Die Wahl der Operationsmethode richtet sich nach der Beschaffenheit und der Lage des Krankheitsprozesses. Der operative Zugang sollte so minimal wie möglich gestaltet werden. Dazu eignen sich besonders mikrochirurgische und endoskopische Verfahren, die manchmal zusammen eingesetzt werden. Navigationsgeräte unterstützen die exakte Operationsplanung. Unter dem Mikroskop kann der Operateur den Krankheitsprozess sehen. Mit speziellen Mikroinstrumenten, Ultraschallzertrümmerern, elektrischer Verödung und Verdampfung, Laser oder Saugkanülen können Tumore entfernt werden (siehe Abb. 3).

Abb. 3 Entfernung eines Tumors (Vestibularisschwannom) aus dem Kleinhirnbrückenwinkel mit einem Ultraschallsauggerät (CUSA).

Konflikte zwischen Hirnnerven und Gefäßen (Mikrovaskuläre Kompression) kann man beseitigen, indem man das störende Gefäß vom Nerven löst und in die entstandene Lücke Teflon®-Wolle oder ein Muskelstückchen einlegt, um einen erneuten Kontakt zu verhindern.

Gefäßfehlbildungen werden mit Titanclips verschlossen oder mit verschiedenen Materialien ummantelt.

Während einer Operation im Kleinhirnbrückenwinkel wird die Funktion der Nerven und des Hirnstamms durch Monitoring mit Elektroden überwacht (siehe Abb. 4).

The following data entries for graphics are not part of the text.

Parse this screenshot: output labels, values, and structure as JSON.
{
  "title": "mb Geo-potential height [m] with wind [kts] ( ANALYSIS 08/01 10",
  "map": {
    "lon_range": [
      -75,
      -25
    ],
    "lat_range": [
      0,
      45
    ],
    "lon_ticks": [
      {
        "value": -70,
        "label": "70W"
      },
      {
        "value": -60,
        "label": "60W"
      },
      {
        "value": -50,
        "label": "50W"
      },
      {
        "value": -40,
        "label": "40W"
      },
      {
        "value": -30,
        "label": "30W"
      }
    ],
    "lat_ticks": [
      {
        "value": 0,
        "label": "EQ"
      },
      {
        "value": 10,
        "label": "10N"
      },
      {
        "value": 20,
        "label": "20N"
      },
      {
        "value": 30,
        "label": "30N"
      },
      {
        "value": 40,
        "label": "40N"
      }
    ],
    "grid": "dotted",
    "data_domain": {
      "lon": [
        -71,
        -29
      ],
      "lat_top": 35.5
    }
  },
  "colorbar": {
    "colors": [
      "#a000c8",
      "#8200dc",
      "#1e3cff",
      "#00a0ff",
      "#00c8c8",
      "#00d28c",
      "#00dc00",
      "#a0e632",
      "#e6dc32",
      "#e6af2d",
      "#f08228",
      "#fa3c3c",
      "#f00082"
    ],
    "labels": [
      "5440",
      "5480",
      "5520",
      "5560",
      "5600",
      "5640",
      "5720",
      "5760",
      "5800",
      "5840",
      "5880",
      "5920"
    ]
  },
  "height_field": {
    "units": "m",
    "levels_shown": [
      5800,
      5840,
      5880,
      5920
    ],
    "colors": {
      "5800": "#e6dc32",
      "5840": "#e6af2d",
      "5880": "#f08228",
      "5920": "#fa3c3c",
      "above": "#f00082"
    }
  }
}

Abb. 4 Elektrophysiologisches Monitoring der Funktion von Hörnerv, Gesichtsnerv und Hirnstamm während der Operation in Vollnarkose.

Der Film zeigt Gefäße im Kleinhirn-Brücken-Winkel unter dem Mikroskop. Zuvor wurde dem Patienten ein Fluoreszenzfarbstoff gespritzt, der unter dem Infrarotfilter des Mikroskops sichtbar wird und so die Durchblutung zeigen kann. Damit kann auch die Funktion der Gefäße während einer Operation überwacht werden.